5 – local_registry_commands
Commands for the Local Registry To edit or view the local registry, invoke rgy_edit with the -l option while you are logged into the machine whose local registry you want to maintain. This section lists the commands that are valid for editing or viewing the local registry. When you invoke rgy_edit with the -l option, only the subcommands and options listed here can be used.
5.1 – view
v[iew] Displays local registry entries.
5.2 – delete
del[ete] principal_name Deletes the account and credential information for principal_name from the local registry.
5.3 – purge
pu[rge] Purges expired local registry entries. This command has no options or arguments. The time limit, or lifespan, for which an entry in the local registry is valid is set as a property of the local registry with the properties subcommand. When the purge subcommand is run, it deletes all expired entries. The lifespan begins when an entry for the principal is added to the local registry (that is, the beginning of the lifespan is the last time the principal logged in to the local machine.) The lifespan ends after the time limit set as a local registry property.
5.4 – properties
pr[operties]
Changes and/or displays local registry properties and policies.

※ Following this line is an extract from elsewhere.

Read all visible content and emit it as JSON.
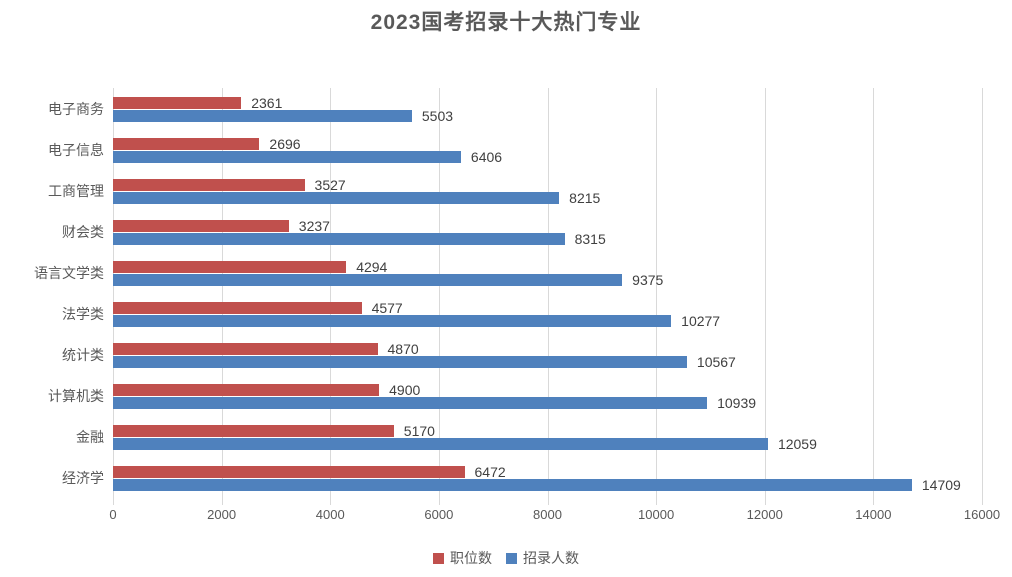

This command displays the current properties and then prompts for
whether you want to make changes to them. You can change the local
registry's:
+ Capacity - A number representing the total number of entries
the local registry can contain at any one time. When the
capacity is reached, subsequent new entries overwrite the
oldest entries.
+ Account lifespan - The time in which an account in the local
registry is valid in the following format:
weekswdaysdhourshminutesm
For example, 4 weeks and 5 days is entered as 4w5d. If you
enter only a number and no weeks, days, or hours designation,
the designation defaults to hours. If you end the lifepan
with a number and no weeks, days, or hours designation, the
number with no designation defaults to seconds. For example,
12w30 is assumed to be 12 weeks thirty seconds.